ERKEKLERİN ŞİFRELERİNİ ÇÖZÜYORUM

‘Seray Sever ve Erkekler’ TV8 ekranlarında yeniden başladı. Her cumartesi akşamı ünlü, yakışıklı ve popüler erkeğin konuk olduğu bu sıra dışı programda kadın-erkek ilişkilerine dair şifreler çözülüyor.



Seray Sever her hafta konuk ettiği ünlü erkeklere kadınların merak ettiği soruları cesur bir şekilde soruyor. Erkeklerin de kendilerini anlatmaya ihtiyacı olduğunu söyleyen Sever, yaptığı söyleşilerle erkeklerin çocuk ruhlu ve saf olduğunu tespit ettiğini belirtiyor. “Erkekler üzerine ön yargılarımız var ve programda onları daha iyi tanıyoruz” diyen Sever’le biz de erkekler hakkında merak ettiklerimizi konuştuk.
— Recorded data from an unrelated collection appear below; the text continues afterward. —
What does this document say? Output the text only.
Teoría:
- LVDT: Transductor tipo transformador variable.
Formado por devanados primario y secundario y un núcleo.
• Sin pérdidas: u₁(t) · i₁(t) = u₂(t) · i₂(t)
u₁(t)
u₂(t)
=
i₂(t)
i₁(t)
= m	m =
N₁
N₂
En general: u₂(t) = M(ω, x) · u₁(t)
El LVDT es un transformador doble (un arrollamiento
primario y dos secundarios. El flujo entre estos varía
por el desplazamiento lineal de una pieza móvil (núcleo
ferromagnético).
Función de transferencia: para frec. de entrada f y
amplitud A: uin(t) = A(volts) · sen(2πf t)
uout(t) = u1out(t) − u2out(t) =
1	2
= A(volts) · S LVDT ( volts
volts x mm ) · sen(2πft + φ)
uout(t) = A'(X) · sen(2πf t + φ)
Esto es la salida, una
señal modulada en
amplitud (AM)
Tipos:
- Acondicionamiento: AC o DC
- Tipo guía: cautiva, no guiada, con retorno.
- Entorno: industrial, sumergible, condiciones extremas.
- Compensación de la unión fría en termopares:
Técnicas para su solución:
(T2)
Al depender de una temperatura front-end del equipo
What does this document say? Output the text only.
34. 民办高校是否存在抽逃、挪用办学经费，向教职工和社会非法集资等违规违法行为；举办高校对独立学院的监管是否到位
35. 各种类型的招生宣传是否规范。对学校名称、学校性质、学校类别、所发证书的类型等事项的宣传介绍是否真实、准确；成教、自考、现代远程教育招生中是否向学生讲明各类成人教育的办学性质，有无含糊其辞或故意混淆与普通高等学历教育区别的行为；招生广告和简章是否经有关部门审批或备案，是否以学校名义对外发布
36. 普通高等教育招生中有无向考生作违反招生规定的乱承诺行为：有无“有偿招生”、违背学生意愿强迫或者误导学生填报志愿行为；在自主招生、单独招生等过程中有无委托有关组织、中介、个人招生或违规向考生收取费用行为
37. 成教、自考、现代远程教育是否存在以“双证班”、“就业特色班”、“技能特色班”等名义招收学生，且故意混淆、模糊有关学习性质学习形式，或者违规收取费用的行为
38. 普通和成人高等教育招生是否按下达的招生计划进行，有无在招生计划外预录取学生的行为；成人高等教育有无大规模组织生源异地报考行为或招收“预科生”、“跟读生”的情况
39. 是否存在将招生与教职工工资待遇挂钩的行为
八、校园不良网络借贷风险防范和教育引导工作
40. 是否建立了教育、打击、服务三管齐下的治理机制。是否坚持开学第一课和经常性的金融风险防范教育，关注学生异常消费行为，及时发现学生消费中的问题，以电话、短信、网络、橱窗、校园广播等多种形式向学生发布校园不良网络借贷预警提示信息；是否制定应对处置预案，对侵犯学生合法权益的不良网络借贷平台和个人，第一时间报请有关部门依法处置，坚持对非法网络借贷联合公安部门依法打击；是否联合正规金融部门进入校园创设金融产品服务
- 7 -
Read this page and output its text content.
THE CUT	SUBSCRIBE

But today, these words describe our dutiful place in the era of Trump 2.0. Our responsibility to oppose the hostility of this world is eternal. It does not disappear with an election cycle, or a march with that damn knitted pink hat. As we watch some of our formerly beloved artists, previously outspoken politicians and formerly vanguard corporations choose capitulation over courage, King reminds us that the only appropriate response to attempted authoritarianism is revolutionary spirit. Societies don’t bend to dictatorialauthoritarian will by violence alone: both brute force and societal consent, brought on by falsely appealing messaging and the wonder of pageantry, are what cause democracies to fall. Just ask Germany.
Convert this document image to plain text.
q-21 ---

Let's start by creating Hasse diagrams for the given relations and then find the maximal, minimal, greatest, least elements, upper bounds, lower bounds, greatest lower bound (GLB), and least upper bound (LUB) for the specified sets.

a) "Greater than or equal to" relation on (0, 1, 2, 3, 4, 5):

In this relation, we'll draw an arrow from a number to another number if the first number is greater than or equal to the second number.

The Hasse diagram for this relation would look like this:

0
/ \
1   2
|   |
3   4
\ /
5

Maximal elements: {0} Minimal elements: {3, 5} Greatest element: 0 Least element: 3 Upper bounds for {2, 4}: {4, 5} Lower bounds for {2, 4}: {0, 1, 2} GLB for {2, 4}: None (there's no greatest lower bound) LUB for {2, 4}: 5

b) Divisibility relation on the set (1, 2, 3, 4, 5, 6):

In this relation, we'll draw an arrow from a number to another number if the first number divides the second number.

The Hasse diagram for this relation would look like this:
Seray Sever ve Erkekler programınızın içeriğini anlatır mısınız?


Seray Sever ve Erkekleri Türkmax’de 30 bölüm yapmıştık. Acun Ilıcalı’dan Hıncal Uluç’a, Tarık Minkari’den Oktay Kaynarca’ya kadar birçok ünlü erkeği konuk etmiştik. Türkiye’nin gözde, başarılı, ünlü ve kadınların merak ettiği erkekleri konuk alıyoruz. Stüdyoda izleyiciler, orkestra kadın onun dışında gelen konuklarım erkek. Yeni bölümlerde Amerika’dan gelen kişisel gelişim uzmanı arkadaşım çakra analizi yapıyor. Son derece bilimsel bir metotla kişinin aurasını ölçüyoruz.


İlk konuğunuz Okan Bayülgen’e yaptığınız bu analiz basında bayağı yer almıştı…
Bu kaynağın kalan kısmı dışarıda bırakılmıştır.